The defendants, at the time of signing the contract with plaintiffs, had sold their farm and were required to give possession to the purchaser. They were confronted with the necessity of purchasing another property as a home — not as a speculation. It is true that five days after their attorney had written plaintiffs’ attorney rejecting the offered title to the premises here involved the defendants purchased another property where they now reside. Under ordinary circumstances plaintiffs of course would be allowed more than five days in which to perfect their title. But an unusual situation obtained in this instance. The defendants were not relying solely upon the advice of their present attorney. They had first submitted the abstract of title to another attorney who admittedly is an authority on real estate matters. He advised that plaintiffs did not have a good marketable title because of the question as to whether a former sale of the property by the public welfare official under sealed bids constituted a ‘ ‘ public sale ’ ’ as required by statute, and in a letter of August 18, 1952, to plaintiffs’ present attorney named other *904attorneys who had in other transactions rejected title for the same reason. This question apparently could only be determined by a judicial decision which obviously might require many months to obtain. Confronted with these facts it seems the defendants were justified in assuming that they were relieved of any obligation to perform under their contract with the plaintiffs. If they accepted title the same question might arise in case they later attempted to sell the property. Under such conditions it does not seem that the defendants should be required to wait until an action for specific performance is brought against them to have plaintiffs’ title cleared. (See Kielbinski v. Sitko 194 Misc. 408.) In Lynbrook Gardens v. Ullmann (2911 N. Y. 472, 477), the court said: “ A decree of specific performance does not compel a purchaser to accept a doubtful title where the decree itself constitutes an authoritative determination of the questions of law which until that time were not free from doubt ’ ’.

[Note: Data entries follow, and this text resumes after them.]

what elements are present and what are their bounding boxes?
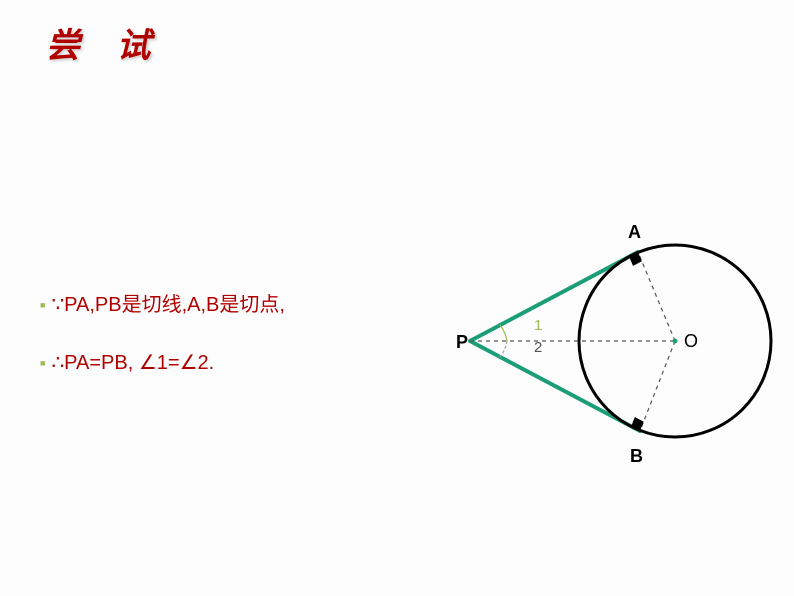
slide-title: 尝 试 [46, 18, 165, 67]
svg-text:2: 2 [534, 339, 542, 356]
conclusion-line: ∴PA=PB, ∠1=∠2. [40, 348, 420, 378]
geometry-diagram: 1 2 P A B O [450, 218, 780, 472]
svg-text:O: O [684, 331, 698, 351]
svg-text:A: A [628, 222, 641, 242]
conclusion-text: ∴PA=PB, ∠1=∠2. [51, 352, 214, 374]
premise-text: ∵PA,PB是切线,A,B是切点, [51, 294, 285, 316]
content-block: ∵PA,PB是切线,A,B是切点, ∴PA=PB, ∠1=∠2. [40, 290, 420, 406]
svg-text:B: B [630, 446, 643, 466]
svg-text:P: P [456, 332, 468, 352]
svg-text:1: 1 [534, 317, 542, 334]
premise-line: ∵PA,PB是切线,A,B是切点, [40, 290, 420, 320]
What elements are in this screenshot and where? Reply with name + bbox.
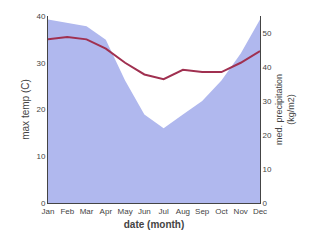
svg-text:50: 50 bbox=[263, 29, 272, 38]
svg-text:Sep: Sep bbox=[195, 207, 210, 216]
svg-text:10: 10 bbox=[36, 152, 45, 161]
svg-text:30: 30 bbox=[36, 59, 45, 68]
svg-text:20: 20 bbox=[263, 131, 272, 140]
svg-text:Oct: Oct bbox=[215, 207, 228, 216]
svg-text:Nov: Nov bbox=[234, 207, 248, 216]
svg-text:Apr: Apr bbox=[100, 207, 113, 216]
svg-text:30: 30 bbox=[263, 97, 272, 106]
svg-text:Jul: Jul bbox=[159, 207, 169, 216]
svg-text:40: 40 bbox=[263, 63, 272, 72]
svg-text:20: 20 bbox=[36, 105, 45, 114]
svg-text:Mar: Mar bbox=[80, 207, 94, 216]
svg-text:0: 0 bbox=[263, 199, 268, 208]
svg-text:Dec: Dec bbox=[253, 207, 267, 216]
svg-text:0: 0 bbox=[41, 199, 46, 208]
svg-text:max temp (C): max temp (C) bbox=[20, 79, 31, 140]
svg-text:med. precipitation(kg/m2): med. precipitation(kg/m2) bbox=[274, 74, 296, 145]
svg-text:Jun: Jun bbox=[138, 207, 151, 216]
svg-text:10: 10 bbox=[263, 165, 272, 174]
svg-text:Aug: Aug bbox=[176, 207, 190, 216]
svg-text:May: May bbox=[118, 207, 133, 216]
svg-text:Jan: Jan bbox=[42, 207, 55, 216]
svg-text:Feb: Feb bbox=[60, 207, 74, 216]
svg-text:date (month): date (month) bbox=[124, 219, 185, 230]
svg-text:40: 40 bbox=[36, 12, 45, 21]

Under the facts and circumstances disclosed by the record in this case equity will not compel- the defendants to perform under their contract with the plaintiffs. Defendants are entitled to judgment dismissing the complaint and directing that plaintiffs pay to defendants $500, representing their down payment on the contract, with interest thereon from July 28, 1952, and the further sum of $550 as and for their counsel fees, together with the costs and disbursements of this action.
Findings and proposed judgment may be submitted accordingly.